Wolfert gaped at her. For a moment he didn’t think he had heard aright, then sudden alarm flowed through him.
“What do you mean? I - I don’t understand.”
“The woman in the American hospital. She has been moved,” Pearl said, her black almond-shaped eyes glittering at him. “You work for Dorey. My people must know where she is. You must tell me.”
Wolfert heaved himself to his feet. His fat face was flushed.
He pointed a shaking finger at the door.
“Get out! I won’t have you here! Get out at once or I will call the police!”
She stared at him for a long moment, her face expressionless, then she opened her handbag and took out five glossy photographs.
“Please look at these. You may not wish your friends to have them. I could also send them to Mr. Dorey. Please look carefully at them.”
Wolfert gulped. He snatched the prints from her hand, examined them, turned white and shuddered. What he had never realised before was how disgustingly fat he had become. His nakedness revolted him. The blocked out face of the naked woman with him, he knew would be Pearl.
“I have no time to waste,” Pearl said. “I must know where this woman is. Where is she?”
Dropping the prints on the floor with a shudder of disgust, Wolfert said, “I don’t know. I know she was at the American hospital. If they have moved her, then I don’t know.”
“You must find out.”
“How can I?” Wolfert’s white face was flabby with fear. “Dorey wouldn’t tell me. You can see that? Of course, he wouldn’t tell me.”

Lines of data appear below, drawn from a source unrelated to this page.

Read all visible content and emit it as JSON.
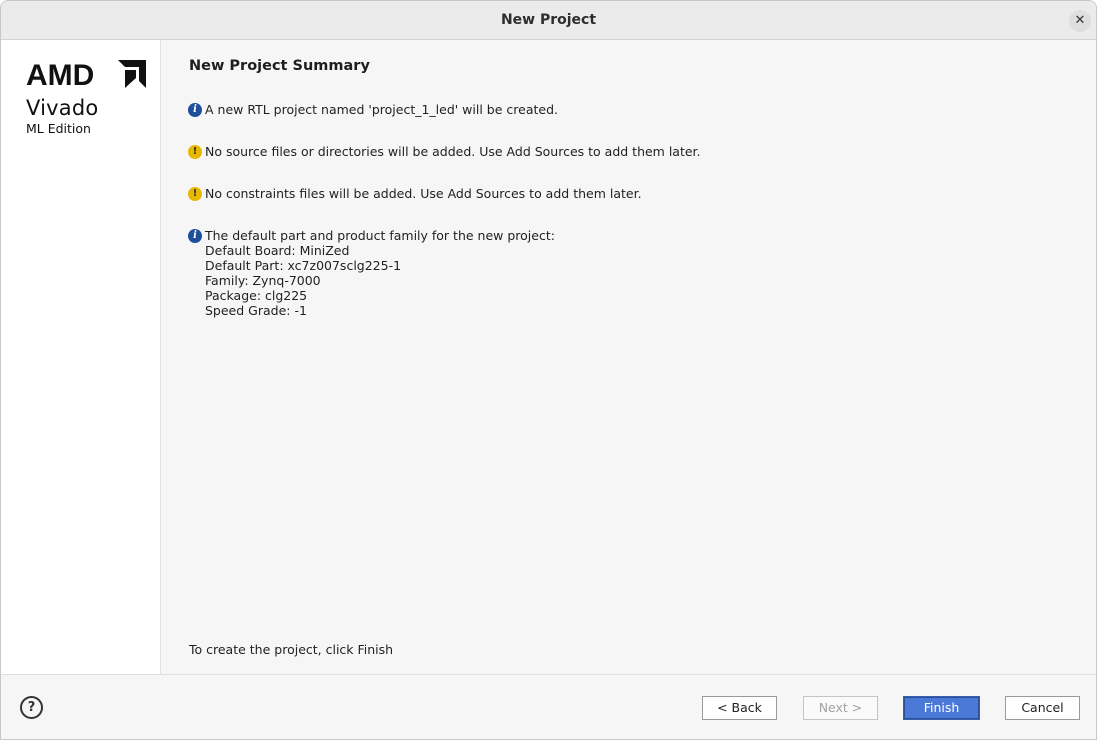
{
  "window": {
    "title": "New Project",
    "close_glyph": "✕"
  },
  "sidebar": {
    "logo_brand": "AMD",
    "product": "Vivado",
    "edition": "ML Edition"
  },
  "summary": {
    "heading": "New Project Summary",
    "messages": [
      {
        "icon": "info-icon",
        "text": "A new RTL project named 'project_1_led' will be created."
      },
      {
        "icon": "warning-icon",
        "text": "No source files or directories will be added. Use Add Sources to add them later."
      },
      {
        "icon": "warning-icon",
        "text": "No constraints files will be added. Use Add Sources to add them later."
      },
      {
        "icon": "info-icon",
        "text": "The default part and product family for the new project:"
      }
    ],
    "part_details": [
      "Default Board: MiniZed",
      "Default Part: xc7z007sclg225-1",
      "Family: Zynq-7000",
      "Package: clg225",
      "Speed Grade: -1"
    ],
    "footer": "To create the project, click Finish"
  },
  "buttons": {
    "help": "?",
    "back": "< Back",
    "next": "Next >",
    "finish": "Finish",
    "cancel": "Cancel"
  },
  "colors": {
    "info_icon": "#1f4e9b",
    "warning_icon": "#e6b800",
    "primary_button": "#4a79d8"
  }
}
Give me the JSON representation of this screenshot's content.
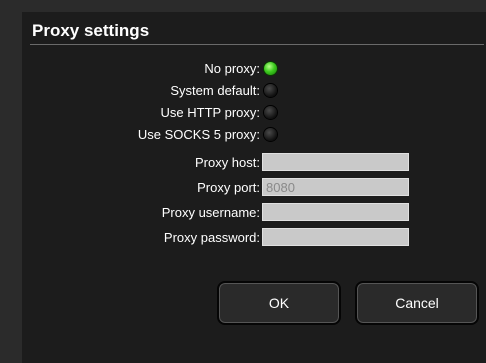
{
  "dialog": {
    "title": "Proxy settings",
    "options": [
      {
        "label": "No proxy:",
        "selected": true
      },
      {
        "label": "System default:",
        "selected": false
      },
      {
        "label": "Use HTTP proxy:",
        "selected": false
      },
      {
        "label": "Use SOCKS 5 proxy:",
        "selected": false
      }
    ],
    "fields": {
      "host": {
        "label": "Proxy host:",
        "value": ""
      },
      "port": {
        "label": "Proxy port:",
        "value": "8080"
      },
      "username": {
        "label": "Proxy username:",
        "value": ""
      },
      "password": {
        "label": "Proxy password:",
        "value": ""
      }
    },
    "buttons": {
      "ok": "OK",
      "cancel": "Cancel"
    }
  },
  "colors": {
    "radio_selected": "#3ecb1f",
    "background": "#1c1c1c",
    "field_background": "#c9c9c9"
  }
}
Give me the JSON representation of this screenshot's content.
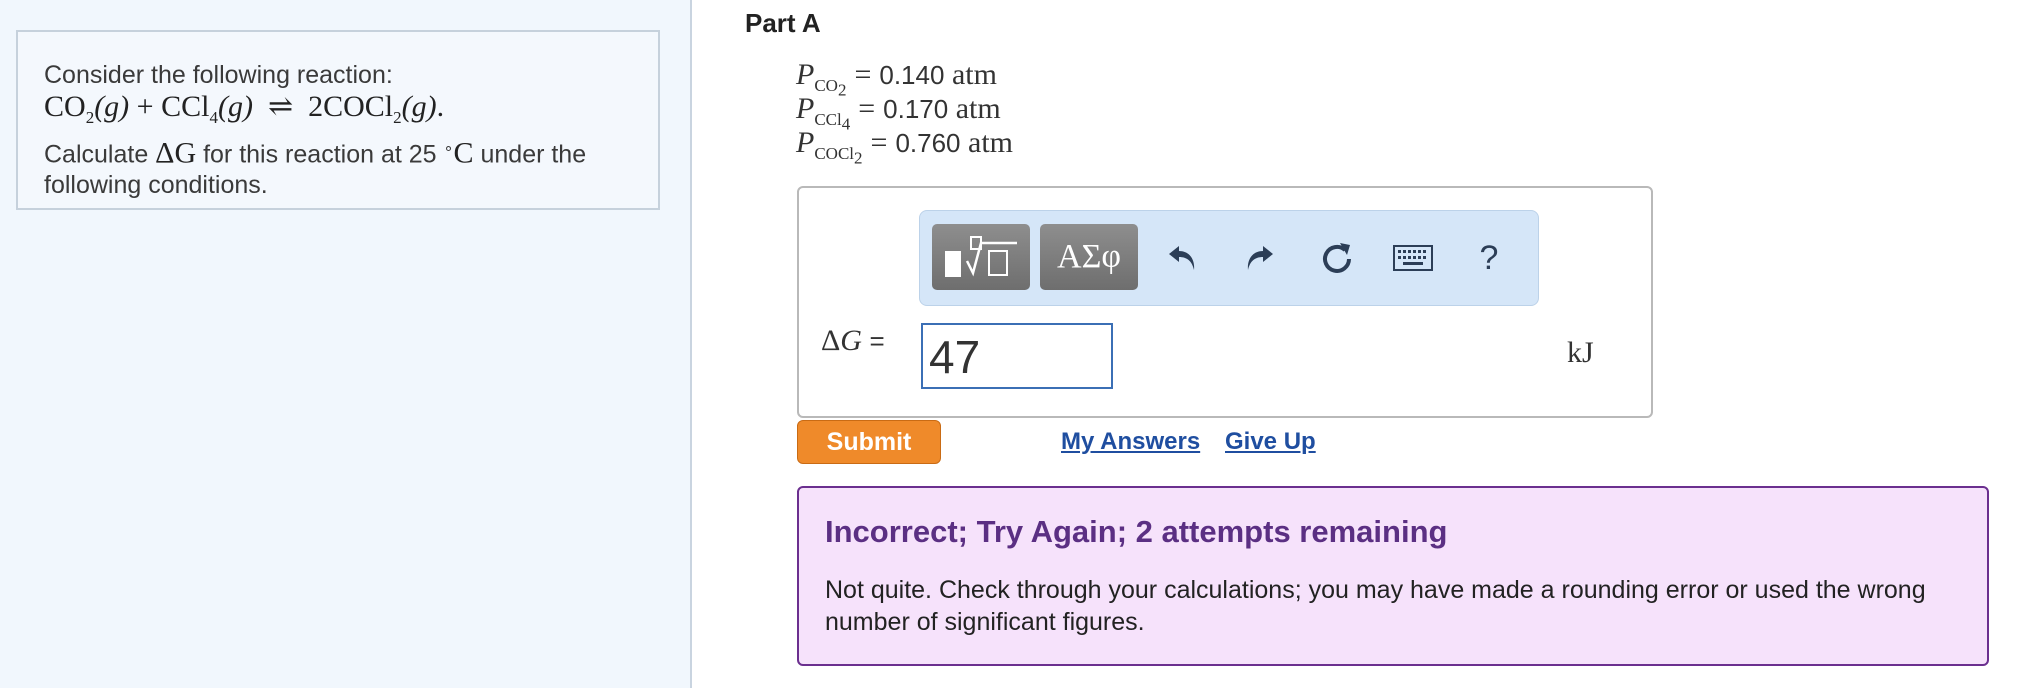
{
  "question": {
    "intro": "Consider the following reaction:",
    "reaction": {
      "reactant1": "CO",
      "reactant1_sub": "2",
      "phase": "(g)",
      "plus": "+",
      "reactant2": "CCl",
      "reactant2_sub": "4",
      "arrow": "⇌",
      "product": "2COCl",
      "product_sub": "2",
      "end": "."
    },
    "prompt_before": "Calculate ",
    "delta_g": "ΔG",
    "prompt_middle": " for this reaction at 25 ",
    "degree": "∘",
    "celsius": "C",
    "prompt_after": " under the",
    "prompt_line2": "following conditions."
  },
  "part": {
    "title": "Part A"
  },
  "conditions": [
    {
      "symbol": "P",
      "species": "CO",
      "sub": "2",
      "equals": "=",
      "value": "0.140",
      "unit": "atm"
    },
    {
      "symbol": "P",
      "species": "CCl",
      "sub": "4",
      "equals": "=",
      "value": "0.170",
      "unit": "atm"
    },
    {
      "symbol": "P",
      "species": "COCl",
      "sub": "2",
      "equals": "=",
      "value": "0.760",
      "unit": "atm"
    }
  ],
  "toolbar": {
    "symbols_label": "ΑΣφ",
    "help_label": "?",
    "icons": [
      "templates-icon",
      "undo-icon",
      "redo-icon",
      "reset-icon",
      "keyboard-icon",
      "help-icon"
    ]
  },
  "answer": {
    "delta": "Δ",
    "variable": "G",
    "equals": "=",
    "value": "47",
    "unit": "kJ"
  },
  "actions": {
    "submit": "Submit",
    "my_answers": "My Answers",
    "give_up": "Give Up"
  },
  "feedback": {
    "title": "Incorrect; Try Again; 2 attempts remaining",
    "message": "Not quite. Check through your calculations; you may have made a rounding error or used the wrong number of significant figures."
  },
  "colors": {
    "submit": "#ef8a2a",
    "link": "#1f4ea0",
    "feedback_border": "#6b2f8f",
    "feedback_bg": "#f6e2fb",
    "input_border": "#3b6fb5"
  }
}
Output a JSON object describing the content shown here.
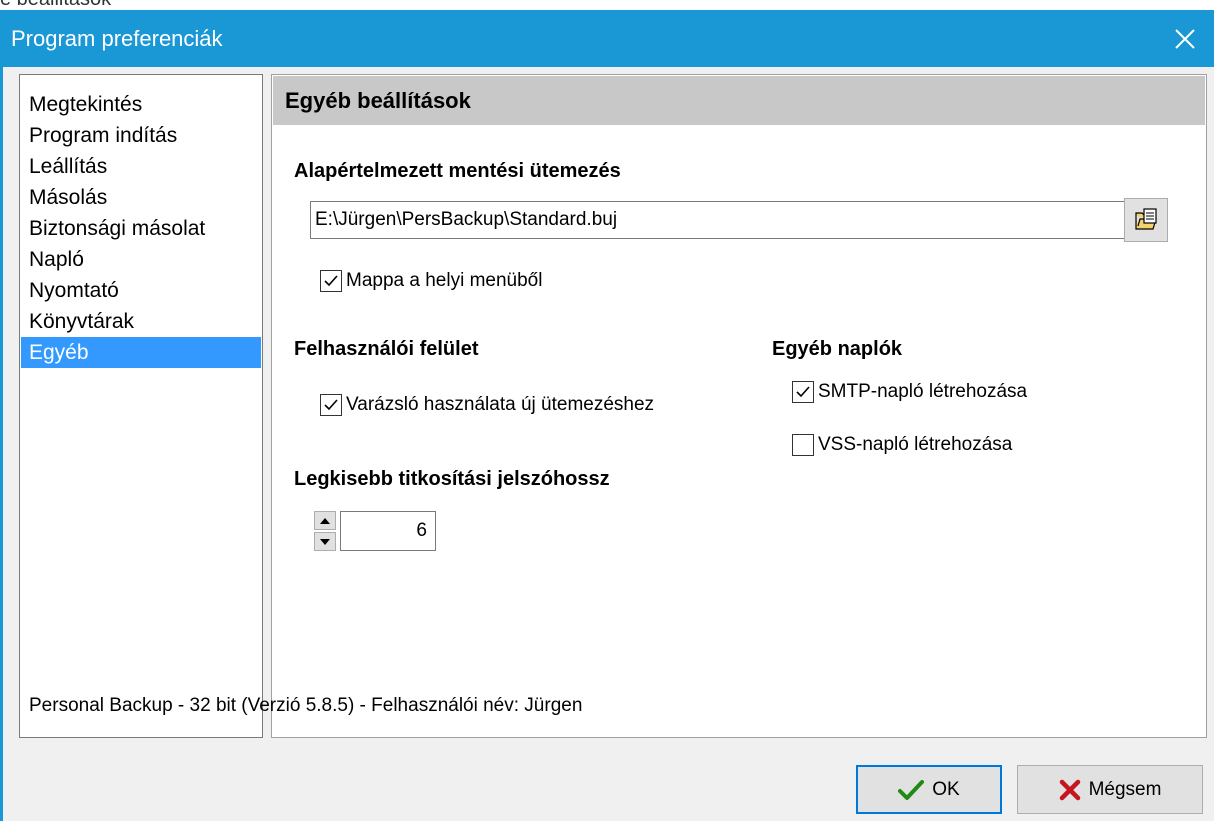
{
  "background_strip": {
    "text": "e beallitasok"
  },
  "window": {
    "title": "Program preferenciák",
    "accent_color": "#1a97d5"
  },
  "nav": {
    "items": [
      {
        "label": "Megtekintés",
        "selected": false
      },
      {
        "label": "Program indítás",
        "selected": false
      },
      {
        "label": "Leállítás",
        "selected": false
      },
      {
        "label": "Másolás",
        "selected": false
      },
      {
        "label": "Biztonsági másolat",
        "selected": false
      },
      {
        "label": "Napló",
        "selected": false
      },
      {
        "label": "Nyomtató",
        "selected": false
      },
      {
        "label": "Könyvtárak",
        "selected": false
      },
      {
        "label": "Egyéb",
        "selected": true
      }
    ]
  },
  "panel": {
    "title": "Egyéb beállítások",
    "default_schedule": {
      "label": "Alapértelmezett mentési ütemezés",
      "path": "E:\\Jürgen\\PersBackup\\Standard.buj",
      "browse_icon": "open-file-icon"
    },
    "folder_context_menu": {
      "label": "Mappa a helyi menüből",
      "checked": true
    },
    "ui_section": {
      "label": "Felhasználói felület",
      "wizard": {
        "label": "Varázsló használata új ütemezéshez",
        "checked": true
      }
    },
    "other_logs": {
      "label": "Egyéb naplók",
      "smtp": {
        "label": "SMTP-napló létrehozása",
        "checked": true
      },
      "vss": {
        "label": "VSS-napló létrehozása",
        "checked": false
      }
    },
    "min_password": {
      "label": "Legkisebb titkosítási jelszóhossz",
      "value": "6"
    }
  },
  "status": {
    "text": "Personal Backup - 32 bit (Verzió 5.8.5) - Felhasználói név: Jürgen"
  },
  "buttons": {
    "ok": {
      "label": "OK",
      "icon": "checkmark-icon"
    },
    "cancel": {
      "label": "Mégsem",
      "icon": "cross-icon"
    }
  }
}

“Then you must help me to find out.” She took from her handbag a small, flat box. “You will use this. It is a limpet microphone. All you have to do is to fix it under Dorey’s desk. We will do the rest. If it isn’t in place by tomorrow morning at ten o’clock at the latest, then these pictures will be circulated. I have many copies. You may keep those to remind you how urgent this is.”
She got up, slipped into her mac and quietly left the apartment.
Wolfert, his fiat body cold, stood motionless, his eyes on the box she had left him.
* * *
At the junction of the AutoRoute leading to Ville d’Avray, Smernoff reduced speed. It was now raining hard again and there was very little traffic.
Malik said, “All right. . . now.”
Smernoff stopped the ambulance.
“Get out, both of you,” Malik said, a snub-nosed automatic appearing in his hand. He waved the barrel first at Ginny and then at Girland.
“Well, thanks for the ride,” Girland said and opened the double doors of the ambulance. He paused to regard Malik, “Sure you don’t want to do a deal? It would be money well spent.”
“Get out!” Malik said angrily.
Ginny had already scrambled out and was standing miserably in the rain. Shrugging, Girland joined her. Malik slammed the doors shut and the ambulance took off again. In a few seconds its red taillights had disappeared.